Aquela situação não era a mais favorável do mundo, mas artur já tinha vivido uns anos para se deixar assustar aos primeiros sinais de descontrolo. O rio naquela altura do ano chegava bem acima quase rasando as margens que no verão o olhavam de cima. Mas apesar de ter a terra ali tão perto, a corrente era muito mais forte do que as gargalhadas fundas do tempo do calor. Artur estava habituado a manobrar o barco com destreza e este correspondia-lhe prontamente, confiando e entendendo a experiência das suas mãos, mas naquele dia tudo parecia estar a sair ao contrário.
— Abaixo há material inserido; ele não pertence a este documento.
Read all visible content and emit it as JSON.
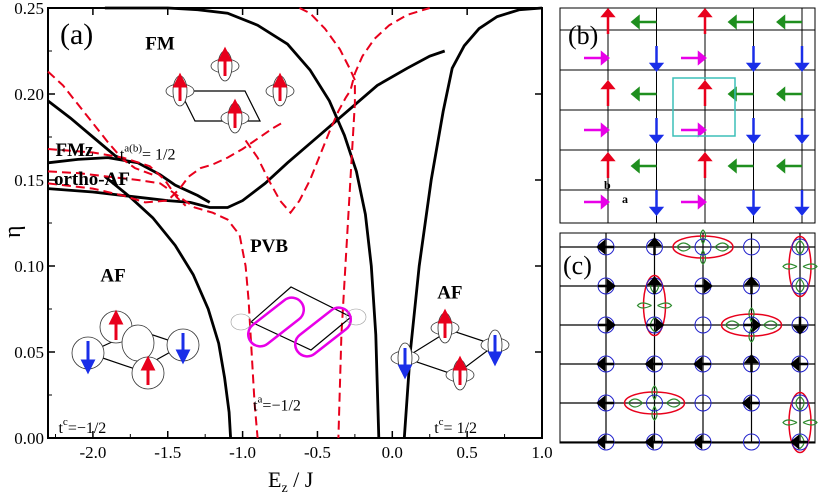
{
  "chart_data": {
    "type": "line",
    "panel_a": {
      "panel_label": "(a)",
      "xlabel": "E_z / J",
      "ylabel": "η",
      "xlim": [
        -2.3,
        1.0
      ],
      "ylim": [
        0.0,
        0.25
      ],
      "x_ticks": [
        "-2.0",
        "-1.5",
        "-1.0",
        "-0.5",
        "0.0",
        "0.5",
        "1.0"
      ],
      "y_ticks": [
        "0.00",
        "0.05",
        "0.10",
        "0.15",
        "0.20",
        "0.25"
      ],
      "series": [
        {
          "style": "solid",
          "color": "#000000",
          "points": [
            [
              -2.3,
              0.145
            ],
            [
              -2.0,
              0.143
            ],
            [
              -1.7,
              0.14
            ],
            [
              -1.5,
              0.138
            ],
            [
              -1.35,
              0.137
            ],
            [
              -1.22,
              0.134
            ],
            [
              -1.1,
              0.134
            ],
            [
              -1.0,
              0.138
            ],
            [
              -0.85,
              0.148
            ],
            [
              -0.7,
              0.16
            ],
            [
              -0.5,
              0.175
            ],
            [
              -0.3,
              0.19
            ],
            [
              -0.1,
              0.205
            ],
            [
              0.1,
              0.215
            ],
            [
              0.25,
              0.222
            ],
            [
              0.35,
              0.225
            ]
          ]
        },
        {
          "style": "solid",
          "color": "#000000",
          "points": [
            [
              -2.3,
              0.16
            ],
            [
              -2.1,
              0.162
            ],
            [
              -1.9,
              0.163
            ],
            [
              -1.7,
              0.16
            ],
            [
              -1.55,
              0.153
            ],
            [
              -1.45,
              0.147
            ],
            [
              -1.3,
              0.141
            ],
            [
              -1.22,
              0.137
            ]
          ]
        },
        {
          "style": "solid",
          "color": "#000000",
          "points": [
            [
              -2.3,
              0.196
            ],
            [
              -2.15,
              0.186
            ],
            [
              -2.0,
              0.175
            ],
            [
              -1.85,
              0.164
            ],
            [
              -1.75,
              0.16
            ]
          ]
        },
        {
          "style": "solid",
          "color": "#000000",
          "points": [
            [
              -1.92,
              0.25
            ],
            [
              -1.7,
              0.25
            ],
            [
              -1.5,
              0.25
            ],
            [
              -1.3,
              0.249
            ],
            [
              -1.1,
              0.247
            ],
            [
              -0.9,
              0.24
            ],
            [
              -0.7,
              0.229
            ],
            [
              -0.55,
              0.214
            ],
            [
              -0.42,
              0.196
            ],
            [
              -0.32,
              0.176
            ],
            [
              -0.24,
              0.155
            ],
            [
              -0.18,
              0.13
            ],
            [
              -0.14,
              0.1
            ],
            [
              -0.11,
              0.06
            ],
            [
              -0.1,
              0.03
            ],
            [
              -0.09,
              0.0
            ]
          ]
        },
        {
          "style": "solid",
          "color": "#000000",
          "points": [
            [
              0.08,
              0.0
            ],
            [
              0.12,
              0.05
            ],
            [
              0.18,
              0.1
            ],
            [
              0.26,
              0.15
            ],
            [
              0.34,
              0.19
            ],
            [
              0.4,
              0.215
            ],
            [
              0.48,
              0.228
            ],
            [
              0.58,
              0.238
            ],
            [
              0.7,
              0.245
            ],
            [
              0.85,
              0.249
            ],
            [
              1.0,
              0.25
            ]
          ]
        },
        {
          "style": "solid",
          "color": "#000000",
          "points": [
            [
              -1.92,
              0.152
            ],
            [
              -1.75,
              0.14
            ],
            [
              -1.6,
              0.128
            ],
            [
              -1.45,
              0.112
            ],
            [
              -1.33,
              0.095
            ],
            [
              -1.23,
              0.075
            ],
            [
              -1.16,
              0.055
            ],
            [
              -1.12,
              0.035
            ],
            [
              -1.09,
              0.015
            ],
            [
              -1.08,
              0.0
            ]
          ]
        },
        {
          "style": "dashed",
          "color": "#e8001c",
          "points": [
            [
              -2.3,
              0.213
            ],
            [
              -2.2,
              0.205
            ],
            [
              -2.1,
              0.194
            ],
            [
              -2.0,
              0.183
            ],
            [
              -1.9,
              0.172
            ],
            [
              -1.8,
              0.162
            ],
            [
              -1.72,
              0.157
            ],
            [
              -1.6,
              0.153
            ]
          ]
        },
        {
          "style": "dashed",
          "color": "#e8001c",
          "points": [
            [
              -2.3,
              0.155
            ],
            [
              -2.1,
              0.154
            ],
            [
              -1.9,
              0.152
            ],
            [
              -1.7,
              0.15
            ],
            [
              -1.55,
              0.148
            ],
            [
              -1.42,
              0.14
            ],
            [
              -1.32,
              0.134
            ],
            [
              -1.2,
              0.131
            ],
            [
              -1.1,
              0.127
            ],
            [
              -1.02,
              0.118
            ],
            [
              -0.98,
              0.1
            ],
            [
              -0.96,
              0.08
            ],
            [
              -0.94,
              0.05
            ],
            [
              -0.92,
              0.02
            ],
            [
              -0.9,
              0.0
            ]
          ]
        },
        {
          "style": "dashed",
          "color": "#e8001c",
          "points": [
            [
              -2.3,
              0.168
            ],
            [
              -2.0,
              0.166
            ],
            [
              -1.8,
              0.163
            ],
            [
              -1.62,
              0.158
            ],
            [
              -1.52,
              0.15
            ],
            [
              -1.44,
              0.14
            ],
            [
              -1.38,
              0.135
            ]
          ]
        },
        {
          "style": "dashed",
          "color": "#e8001c",
          "points": [
            [
              -2.3,
              0.148
            ],
            [
              -2.0,
              0.145
            ],
            [
              -1.8,
              0.141
            ],
            [
              -1.65,
              0.137
            ],
            [
              -1.5,
              0.138
            ],
            [
              -1.42,
              0.145
            ],
            [
              -1.36,
              0.152
            ],
            [
              -1.28,
              0.157
            ],
            [
              -1.2,
              0.159
            ],
            [
              -1.1,
              0.163
            ],
            [
              -1.0,
              0.168
            ],
            [
              -0.9,
              0.174
            ],
            [
              -0.8,
              0.18
            ],
            [
              -0.72,
              0.184
            ]
          ]
        },
        {
          "style": "dashed",
          "color": "#e8001c",
          "points": [
            [
              -0.98,
              0.173
            ],
            [
              -0.9,
              0.163
            ],
            [
              -0.82,
              0.149
            ],
            [
              -0.75,
              0.138
            ],
            [
              -0.68,
              0.131
            ],
            [
              -0.62,
              0.138
            ],
            [
              -0.55,
              0.15
            ],
            [
              -0.48,
              0.165
            ],
            [
              -0.42,
              0.178
            ],
            [
              -0.36,
              0.19
            ],
            [
              -0.31,
              0.198
            ],
            [
              -0.28,
              0.202
            ],
            [
              -0.25,
              0.212
            ],
            [
              -0.2,
              0.222
            ],
            [
              -0.12,
              0.232
            ],
            [
              -0.02,
              0.24
            ],
            [
              0.1,
              0.246
            ],
            [
              0.25,
              0.25
            ]
          ]
        },
        {
          "style": "dashed",
          "color": "#e8001c",
          "points": [
            [
              -0.62,
              0.25
            ],
            [
              -0.55,
              0.247
            ],
            [
              -0.45,
              0.238
            ],
            [
              -0.35,
              0.226
            ],
            [
              -0.28,
              0.214
            ],
            [
              -0.25,
              0.208
            ],
            [
              -0.25,
              0.195
            ],
            [
              -0.26,
              0.18
            ],
            [
              -0.28,
              0.15
            ],
            [
              -0.3,
              0.12
            ],
            [
              -0.32,
              0.09
            ],
            [
              -0.34,
              0.06
            ],
            [
              -0.35,
              0.03
            ],
            [
              -0.36,
              0.0
            ]
          ]
        }
      ],
      "annotations": [
        {
          "text": "FM",
          "x": -1.65,
          "y": 0.226,
          "color": "#000000"
        },
        {
          "text": "FMz",
          "x": -2.25,
          "y": 0.164,
          "color": "#000000"
        },
        {
          "text": "ortho-AF",
          "x": -2.26,
          "y": 0.147,
          "color": "#e8001c"
        },
        {
          "text": "PVB",
          "x": -0.95,
          "y": 0.108,
          "color": "#000000"
        },
        {
          "text": "AF",
          "x": -1.95,
          "y": 0.091,
          "color": "#000000"
        },
        {
          "text": "AF",
          "x": 0.3,
          "y": 0.081,
          "color": "#000000"
        }
      ],
      "hopping_labels": [
        {
          "base": "t",
          "sup": "a(b)",
          "rest": "= 1/2",
          "x": -1.82,
          "y": 0.162
        },
        {
          "base": "t",
          "sup": "a",
          "rest": "=−1/2",
          "x": -0.93,
          "y": 0.016
        },
        {
          "base": "t",
          "sup": "c",
          "rest": "=−1/2",
          "x": -2.23,
          "y": 0.003
        },
        {
          "base": "t",
          "sup": "c",
          "rest": "= 1/2",
          "x": 0.28,
          "y": 0.003
        }
      ]
    },
    "panel_b": {
      "panel_label": "(b)",
      "axis_labels": [
        "b",
        "a"
      ],
      "grid_size": 5,
      "rows": [
        [
          "red-up",
          "green-left",
          "red-up",
          "green-left",
          "green-left"
        ],
        [
          "magenta-right",
          "blue-down",
          "magenta-right",
          "blue-down",
          "blue-down"
        ],
        [
          "red-up",
          "green-left",
          "red-up",
          "green-left",
          "green-left"
        ],
        [
          "magenta-right",
          "blue-down",
          "magenta-right",
          "blue-down",
          "blue-down"
        ],
        [
          "red-up",
          "green-left",
          "red-up",
          "green-left",
          "green-left"
        ],
        [
          "magenta-right",
          "blue-down",
          "magenta-right",
          "blue-down",
          "blue-down"
        ]
      ],
      "highlight_color": "#3cbfb8"
    },
    "panel_c": {
      "panel_label": "(c)",
      "rows": [
        [
          "left",
          "up",
          "none",
          "none",
          "none"
        ],
        [
          "right",
          "up",
          "right",
          "up",
          "none"
        ],
        [
          "right",
          "right",
          "none",
          "right",
          "down"
        ],
        [
          "left",
          "left",
          "left",
          "up",
          "left"
        ],
        [
          "left",
          "none",
          "none",
          "left",
          "none"
        ],
        [
          "left",
          "left",
          "left",
          "none",
          "left"
        ]
      ],
      "bonds": [
        {
          "row": 0,
          "col": 2,
          "orient": "h"
        },
        {
          "row": 0,
          "col": 4,
          "orient": "v"
        },
        {
          "row": 1,
          "col": 1,
          "orient": "v"
        },
        {
          "row": 2,
          "col": 3,
          "orient": "h"
        },
        {
          "row": 4,
          "col": 1,
          "orient": "h"
        },
        {
          "row": 4,
          "col": 4,
          "orient": "v"
        }
      ],
      "colors": {
        "circle": "#2222cc",
        "bond": "#e8001c",
        "orbital": "#2e8b2e"
      }
    }
  }
}
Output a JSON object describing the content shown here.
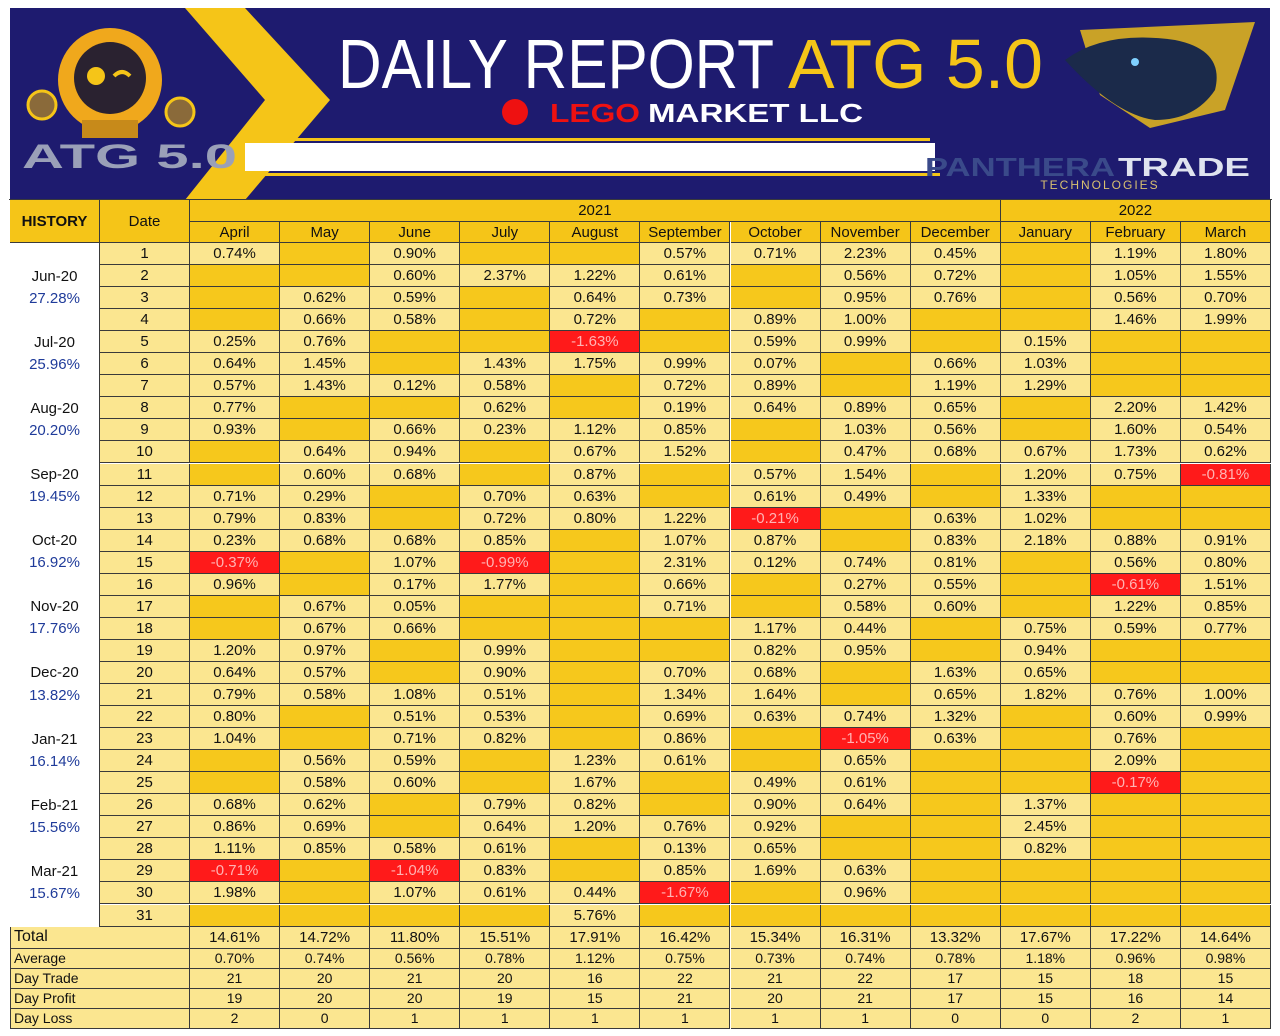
{
  "header": {
    "title_main": "DAILY REPORT",
    "title_accent": "ATG 5.0",
    "brand_red": "LEGO",
    "brand_white": "MARKET LLC",
    "left_logo": "ATG 5.0",
    "right_logo_a": "PANTHERA",
    "right_logo_b": "TRADE",
    "right_logo_sub": "TECHNOLOGIES"
  },
  "table": {
    "history_header": "HISTORY",
    "date_header": "Date",
    "years": [
      {
        "label": "2021",
        "span": 9
      },
      {
        "label": "2022",
        "span": 3
      }
    ],
    "months": [
      "April",
      "May",
      "June",
      "July",
      "August",
      "September",
      "October",
      "November",
      "December",
      "January",
      "February",
      "March"
    ],
    "history": [
      {
        "period": "Jun-20",
        "value": "27.28%"
      },
      {
        "period": "Jul-20",
        "value": "25.96%"
      },
      {
        "period": "Aug-20",
        "value": "20.20%"
      },
      {
        "period": "Sep-20",
        "value": "19.45%"
      },
      {
        "period": "Oct-20",
        "value": "16.92%"
      },
      {
        "period": "Nov-20",
        "value": "17.76%"
      },
      {
        "period": "Dec-20",
        "value": "13.82%"
      },
      {
        "period": "Jan-21",
        "value": "16.14%"
      },
      {
        "period": "Feb-21",
        "value": "15.56%"
      },
      {
        "period": "Mar-21",
        "value": "15.67%"
      }
    ],
    "rows": [
      {
        "day": "1",
        "cells": [
          "0.74%",
          null,
          "0.90%",
          null,
          null,
          "0.57%",
          "0.71%",
          "2.23%",
          "0.45%",
          null,
          "1.19%",
          "1.80%"
        ]
      },
      {
        "day": "2",
        "cells": [
          null,
          null,
          "0.60%",
          "2.37%",
          "1.22%",
          "0.61%",
          null,
          "0.56%",
          "0.72%",
          null,
          "1.05%",
          "1.55%"
        ]
      },
      {
        "day": "3",
        "cells": [
          null,
          "0.62%",
          "0.59%",
          null,
          "0.64%",
          "0.73%",
          null,
          "0.95%",
          "0.76%",
          null,
          "0.56%",
          "0.70%"
        ]
      },
      {
        "day": "4",
        "cells": [
          null,
          "0.66%",
          "0.58%",
          null,
          "0.72%",
          null,
          "0.89%",
          "1.00%",
          null,
          null,
          "1.46%",
          "1.99%"
        ]
      },
      {
        "day": "5",
        "cells": [
          "0.25%",
          "0.76%",
          null,
          null,
          "-1.63%",
          null,
          "0.59%",
          "0.99%",
          null,
          "0.15%",
          null,
          null
        ]
      },
      {
        "day": "6",
        "cells": [
          "0.64%",
          "1.45%",
          null,
          "1.43%",
          "1.75%",
          "0.99%",
          "0.07%",
          null,
          "0.66%",
          "1.03%",
          null,
          null
        ]
      },
      {
        "day": "7",
        "cells": [
          "0.57%",
          "1.43%",
          "0.12%",
          "0.58%",
          null,
          "0.72%",
          "0.89%",
          null,
          "1.19%",
          "1.29%",
          null,
          null
        ]
      },
      {
        "day": "8",
        "cells": [
          "0.77%",
          null,
          null,
          "0.62%",
          null,
          "0.19%",
          "0.64%",
          "0.89%",
          "0.65%",
          null,
          "2.20%",
          "1.42%"
        ]
      },
      {
        "day": "9",
        "cells": [
          "0.93%",
          null,
          "0.66%",
          "0.23%",
          "1.12%",
          "0.85%",
          null,
          "1.03%",
          "0.56%",
          null,
          "1.60%",
          "0.54%"
        ]
      },
      {
        "day": "10",
        "cells": [
          null,
          "0.64%",
          "0.94%",
          null,
          "0.67%",
          "1.52%",
          null,
          "0.47%",
          "0.68%",
          "0.67%",
          "1.73%",
          "0.62%"
        ]
      },
      {
        "day": "11",
        "cells": [
          null,
          "0.60%",
          "0.68%",
          null,
          "0.87%",
          null,
          "0.57%",
          "1.54%",
          null,
          "1.20%",
          "0.75%",
          "-0.81%"
        ]
      },
      {
        "day": "12",
        "cells": [
          "0.71%",
          "0.29%",
          null,
          "0.70%",
          "0.63%",
          null,
          "0.61%",
          "0.49%",
          null,
          "1.33%",
          null,
          null
        ]
      },
      {
        "day": "13",
        "cells": [
          "0.79%",
          "0.83%",
          null,
          "0.72%",
          "0.80%",
          "1.22%",
          "-0.21%",
          null,
          "0.63%",
          "1.02%",
          null,
          null
        ]
      },
      {
        "day": "14",
        "cells": [
          "0.23%",
          "0.68%",
          "0.68%",
          "0.85%",
          null,
          "1.07%",
          "0.87%",
          null,
          "0.83%",
          "2.18%",
          "0.88%",
          "0.91%"
        ]
      },
      {
        "day": "15",
        "cells": [
          "-0.37%",
          null,
          "1.07%",
          "-0.99%",
          null,
          "2.31%",
          "0.12%",
          "0.74%",
          "0.81%",
          null,
          "0.56%",
          "0.80%"
        ]
      },
      {
        "day": "16",
        "cells": [
          "0.96%",
          null,
          "0.17%",
          "1.77%",
          null,
          "0.66%",
          null,
          "0.27%",
          "0.55%",
          null,
          "-0.61%",
          "1.51%"
        ]
      },
      {
        "day": "17",
        "cells": [
          null,
          "0.67%",
          "0.05%",
          null,
          null,
          "0.71%",
          null,
          "0.58%",
          "0.60%",
          null,
          "1.22%",
          "0.85%"
        ]
      },
      {
        "day": "18",
        "cells": [
          null,
          "0.67%",
          "0.66%",
          null,
          null,
          null,
          "1.17%",
          "0.44%",
          null,
          "0.75%",
          "0.59%",
          "0.77%"
        ]
      },
      {
        "day": "19",
        "cells": [
          "1.20%",
          "0.97%",
          null,
          "0.99%",
          null,
          null,
          "0.82%",
          "0.95%",
          null,
          "0.94%",
          null,
          null
        ]
      },
      {
        "day": "20",
        "cells": [
          "0.64%",
          "0.57%",
          null,
          "0.90%",
          null,
          "0.70%",
          "0.68%",
          null,
          "1.63%",
          "0.65%",
          null,
          null
        ]
      },
      {
        "day": "21",
        "cells": [
          "0.79%",
          "0.58%",
          "1.08%",
          "0.51%",
          null,
          "1.34%",
          "1.64%",
          null,
          "0.65%",
          "1.82%",
          "0.76%",
          "1.00%"
        ]
      },
      {
        "day": "22",
        "cells": [
          "0.80%",
          null,
          "0.51%",
          "0.53%",
          null,
          "0.69%",
          "0.63%",
          "0.74%",
          "1.32%",
          null,
          "0.60%",
          "0.99%"
        ]
      },
      {
        "day": "23",
        "cells": [
          "1.04%",
          null,
          "0.71%",
          "0.82%",
          null,
          "0.86%",
          null,
          "-1.05%",
          "0.63%",
          null,
          "0.76%",
          null
        ]
      },
      {
        "day": "24",
        "cells": [
          null,
          "0.56%",
          "0.59%",
          null,
          "1.23%",
          "0.61%",
          null,
          "0.65%",
          null,
          null,
          "2.09%",
          null
        ]
      },
      {
        "day": "25",
        "cells": [
          null,
          "0.58%",
          "0.60%",
          null,
          "1.67%",
          null,
          "0.49%",
          "0.61%",
          null,
          null,
          "-0.17%",
          null
        ]
      },
      {
        "day": "26",
        "cells": [
          "0.68%",
          "0.62%",
          null,
          "0.79%",
          "0.82%",
          null,
          "0.90%",
          "0.64%",
          null,
          "1.37%",
          null,
          null
        ]
      },
      {
        "day": "27",
        "cells": [
          "0.86%",
          "0.69%",
          null,
          "0.64%",
          "1.20%",
          "0.76%",
          "0.92%",
          null,
          null,
          "2.45%",
          null,
          null
        ]
      },
      {
        "day": "28",
        "cells": [
          "1.11%",
          "0.85%",
          "0.58%",
          "0.61%",
          null,
          "0.13%",
          "0.65%",
          null,
          null,
          "0.82%",
          null,
          null
        ]
      },
      {
        "day": "29",
        "cells": [
          "-0.71%",
          null,
          "-1.04%",
          "0.83%",
          null,
          "0.85%",
          "1.69%",
          "0.63%",
          null,
          null,
          null,
          null
        ]
      },
      {
        "day": "30",
        "cells": [
          "1.98%",
          null,
          "1.07%",
          "0.61%",
          "0.44%",
          "-1.67%",
          null,
          "0.96%",
          null,
          null,
          null,
          null
        ]
      },
      {
        "day": "31",
        "cells": [
          null,
          null,
          null,
          null,
          "5.76%",
          null,
          null,
          null,
          null,
          null,
          null,
          null
        ]
      }
    ],
    "summary": [
      {
        "label": "Total",
        "cells": [
          "14.61%",
          "14.72%",
          "11.80%",
          "15.51%",
          "17.91%",
          "16.42%",
          "15.34%",
          "16.31%",
          "13.32%",
          "17.67%",
          "17.22%",
          "14.64%"
        ]
      },
      {
        "label": "Average",
        "cells": [
          "0.70%",
          "0.74%",
          "0.56%",
          "0.78%",
          "1.12%",
          "0.75%",
          "0.73%",
          "0.74%",
          "0.78%",
          "1.18%",
          "0.96%",
          "0.98%"
        ]
      },
      {
        "label": "Day Trade",
        "cells": [
          "21",
          "20",
          "21",
          "20",
          "16",
          "22",
          "21",
          "22",
          "17",
          "15",
          "18",
          "15"
        ]
      },
      {
        "label": "Day Profit",
        "cells": [
          "19",
          "20",
          "20",
          "19",
          "15",
          "21",
          "20",
          "21",
          "17",
          "15",
          "16",
          "14"
        ]
      },
      {
        "label": "Day Loss",
        "cells": [
          "2",
          "0",
          "1",
          "1",
          "1",
          "1",
          "1",
          "1",
          "0",
          "0",
          "2",
          "1"
        ]
      }
    ]
  }
}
O barco teimava em não lhe obedecer, mas não de uma maneira selvagem ou rebelde, antes igualando na sua vontade o movimento das indicações de Artur. A direcção com que se lhe dirigia. Parecia que se lhe adaptava de forma contrária, quanto mais o esforço para o manter direccionado e conjugado com a corrente mais ele se debatendo e montando forças improváveis que o faziam adquirir caminhos fora da razoabilidade do entendimento. Numa suspeita contra todas as intuições ele suspende a sabedoria das mãos mas conserva a distância que as aproxima do barco. Quem visse de fora provavelmente não repararia na mudança, nem mesmo Artur se estivesse fora de si mesmo, como na maior parte do tempo acontecia. Mas naquela situação, na urgência que ali se revelava, todo ele era ouvidos para organizar a sobrevivência.
O barco serpenteava em formas desapropriadas, por vezes mesmo contra a corrente , e quanto mais as mãos ficavam e os olhos de Artur desistiam de agarrar uma lógica, mais uma espécie de mansidão desgovernada se ia adivinhando do casco, deslocando-se da aderência das águas por breves milímetros para logo as apanhar um pouco mais à frente e se voltar a debater.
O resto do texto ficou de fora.